Facade Depersonalization


   Masquerade is as old as life itself. Throughout history and cross cultures, mask accompanies man. The very word persona originates in Greek theater, meaning a mask an actor wears to hide his own identity and to project the one he performs. Almost every culture preserves myths or legends of alter egos. Another hidden self, doppelgangers or doubles. How do these phenomena relate to depersonalization?


   Masks and doubles appear to be parts of the broad depersonalization spectrum, a continuum of changed identities. Depersonalization presents elements of a dialogue with what feels like my mask. The self looks at the self, as if an outside other. I feel as if all I do is not my real actions but just a masquerade. I know that my face looks as it looks all the time. But it feels to me like a mask.

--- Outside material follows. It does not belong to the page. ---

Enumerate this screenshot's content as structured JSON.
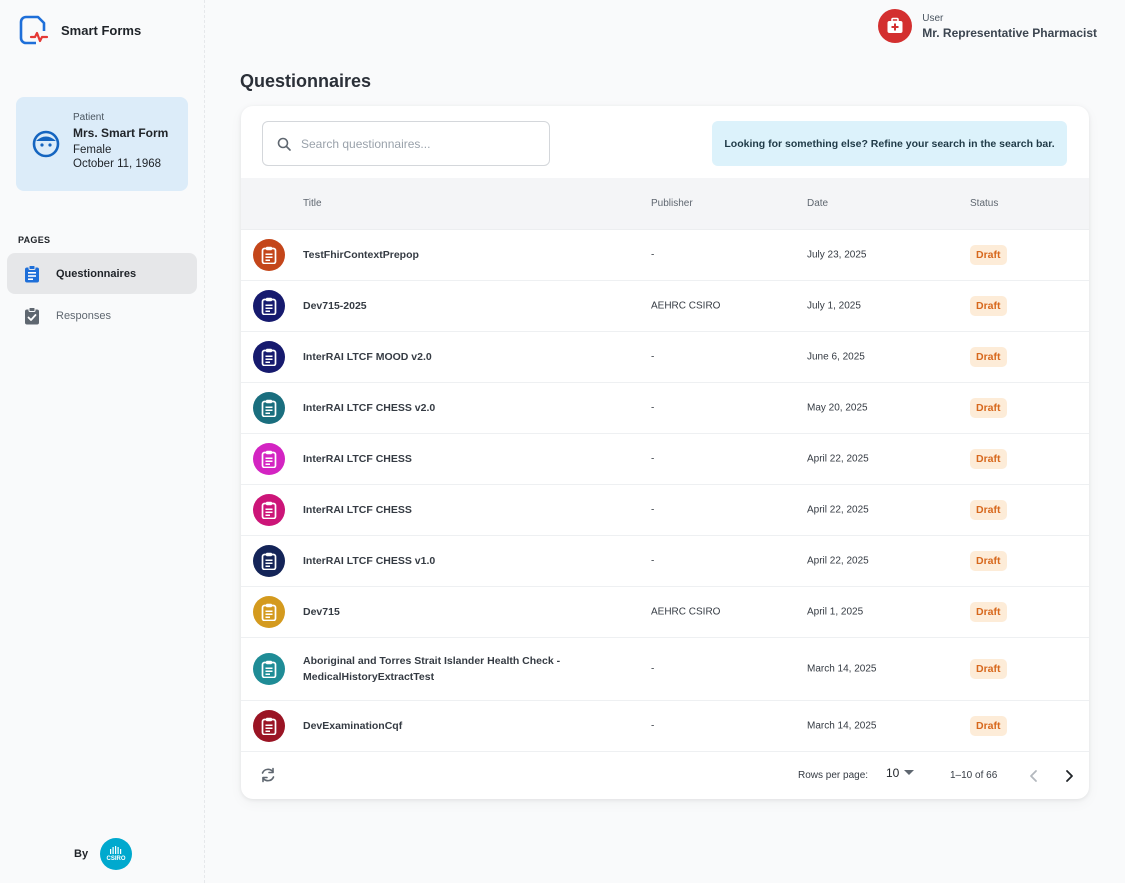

   Masquerade comes as a safe opportunity to play with different sides of one's own identity. Art therapy or psychodrama also derives their healing properties from the tradition of masquerade.


   There are many people today who are artists in this sense though they may not have the portfolios to prove it to the world. For many creative people, the appropriate media for self-expression may have disappeared from modern life, or not even been invented yet. Success, in the eyes of the world, is largely a matter of talent, timing, and luck.
But being an artist by nature constitutes being an outsider, to some degree. Whether a person has a specific talent for self-expression or not, depersonalization opens the door to a different way of seeing, a different reality.


    It’s what depersonalized people must do to maintain their daily facades at school or at work, lest others should see the no one that lays beneath the mask.